Claffey N
School of Dental Science, Trinity College, Dublin, Ireland.
J Clin Periodontol. 1991 Jul;18(6):384-9. doi: 10.1111/j.1600-051x.1991.tb02305.x.
7 patients completed 2 years of observation following initial therapy. Triplicate probing measurements were used to identify sites with greater than or equal to 1 mm of probing attachment change between any 2 of the following time points; immediately pre-instrumentation; immediately post-instrumentation; 3 months; 12 months and 24 months. 24% of sites lost probing attachment directly due to instrumentation. 12% of sites lost probing attachment at 24 months compared to pre-instrumentation, but over 1/3 of these lost attachment at the time of instrumentation. 47 sites lost probing attachment from post-instrumentation to 24 months. 22 of these sites were shallow buccal or lingual sites and their attachment apparatus may have remodelled. The initially deeper of these sites displayed other clinical features more consistent with inflammatory periodontitis. Sites that initially gained probing attachment due to treatment but which later lost were identified. These sites may have had a reversal of the enhanced epithelial adaption. 17 other patients were monitored over a period of 3 1/2 years and sites losing probing attachment were identified using linear analysis of regression. The diagnostic predictability of clinical signs to reveal probing attachment loss at 3 1/2 years was calculated. In general, predictability values improved with increasing time interval. Increase in probing depth, particularly if combined with a high frequency of bleeding, showed the highest predictability. The effect of therapy on probing attachment levels should be considered in the identification of sites with probing attachment loss. Persistent bleeding, combined with high residual probing depths or increase in probing depth, may be a useful adjunct to probing attachment loss in identifying diseased sites.
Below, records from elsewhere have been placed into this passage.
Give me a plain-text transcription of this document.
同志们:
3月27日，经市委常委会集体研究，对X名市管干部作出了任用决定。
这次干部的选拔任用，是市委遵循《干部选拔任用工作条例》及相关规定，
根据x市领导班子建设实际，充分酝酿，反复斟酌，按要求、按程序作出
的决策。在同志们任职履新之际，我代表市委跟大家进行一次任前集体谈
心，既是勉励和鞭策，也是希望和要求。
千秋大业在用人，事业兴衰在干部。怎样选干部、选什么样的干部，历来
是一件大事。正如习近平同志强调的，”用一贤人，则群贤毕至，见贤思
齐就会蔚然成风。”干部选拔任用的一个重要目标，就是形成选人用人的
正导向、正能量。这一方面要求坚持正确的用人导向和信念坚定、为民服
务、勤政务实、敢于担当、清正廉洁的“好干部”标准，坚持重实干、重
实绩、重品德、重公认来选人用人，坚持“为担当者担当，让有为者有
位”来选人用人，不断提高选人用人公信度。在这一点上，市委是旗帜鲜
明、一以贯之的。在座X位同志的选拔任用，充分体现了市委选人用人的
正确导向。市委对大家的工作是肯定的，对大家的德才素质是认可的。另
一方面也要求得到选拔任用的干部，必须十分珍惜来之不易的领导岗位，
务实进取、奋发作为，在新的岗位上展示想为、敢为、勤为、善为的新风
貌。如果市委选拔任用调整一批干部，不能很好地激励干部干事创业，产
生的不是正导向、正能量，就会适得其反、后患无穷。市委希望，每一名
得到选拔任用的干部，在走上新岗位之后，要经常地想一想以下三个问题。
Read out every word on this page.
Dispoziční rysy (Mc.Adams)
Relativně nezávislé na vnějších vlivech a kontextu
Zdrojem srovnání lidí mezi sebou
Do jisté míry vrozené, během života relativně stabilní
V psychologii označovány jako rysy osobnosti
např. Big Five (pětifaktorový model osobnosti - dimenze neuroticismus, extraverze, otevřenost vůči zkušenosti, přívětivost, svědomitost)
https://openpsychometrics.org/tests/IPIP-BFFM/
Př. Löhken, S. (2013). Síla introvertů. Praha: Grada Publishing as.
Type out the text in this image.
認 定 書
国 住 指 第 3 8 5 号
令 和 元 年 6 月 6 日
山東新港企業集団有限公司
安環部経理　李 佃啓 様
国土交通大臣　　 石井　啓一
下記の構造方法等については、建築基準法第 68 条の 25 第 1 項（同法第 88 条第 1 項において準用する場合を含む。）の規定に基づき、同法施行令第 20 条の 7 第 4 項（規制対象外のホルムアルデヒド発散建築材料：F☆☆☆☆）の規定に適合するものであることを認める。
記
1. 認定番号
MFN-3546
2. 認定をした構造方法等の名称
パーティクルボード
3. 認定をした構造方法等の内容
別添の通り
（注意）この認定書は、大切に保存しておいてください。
7例患者在初始治疗后完成了2年的观察。采用三次重复探诊测量,以确定在以下任意两个时间点之间探诊附着改变大于或等于1mm的部位:器械治疗前即刻;器械治疗后即刻;3个月;12个月和24个月。24%的部位直接因器械治疗而丧失探诊附着。与器械治疗前相比,12%的部位在24个月时丧失探诊附着,但其中超过1/3的部位在器械治疗时就已丧失附着。47个部位在器械治疗后至24个月期间丧失探诊附着。其中22个部位为颊侧或舌侧浅部位点,其附着装置可能已经重塑。这些位点中最初较深的位点表现出更符合炎症性牙周炎的其他临床特征。确定了那些最初因治疗而获得探诊附着但后来又丧失的位点。这些位点可能出现了上皮适应性增强的逆转。另外17例患者在3年半的时间内接受监测,并使用回归线性分析确定丧失探诊附着的位点。计算了临床体征在3年半时揭示探诊附着丧失的诊断可预测性。一般来说,随着时间间隔的增加,可预测性值会提高。探诊深度增加,特别是与高出血频率相结合时,显示出最高的可预测性。在确定有探诊附着丧失的位点时,应考虑治疗对探诊附着水平的影响。持续出血,再加上高残留探诊深度或探诊深度增加,可能是识别患病位点时探诊附着丧失的有用辅助指标。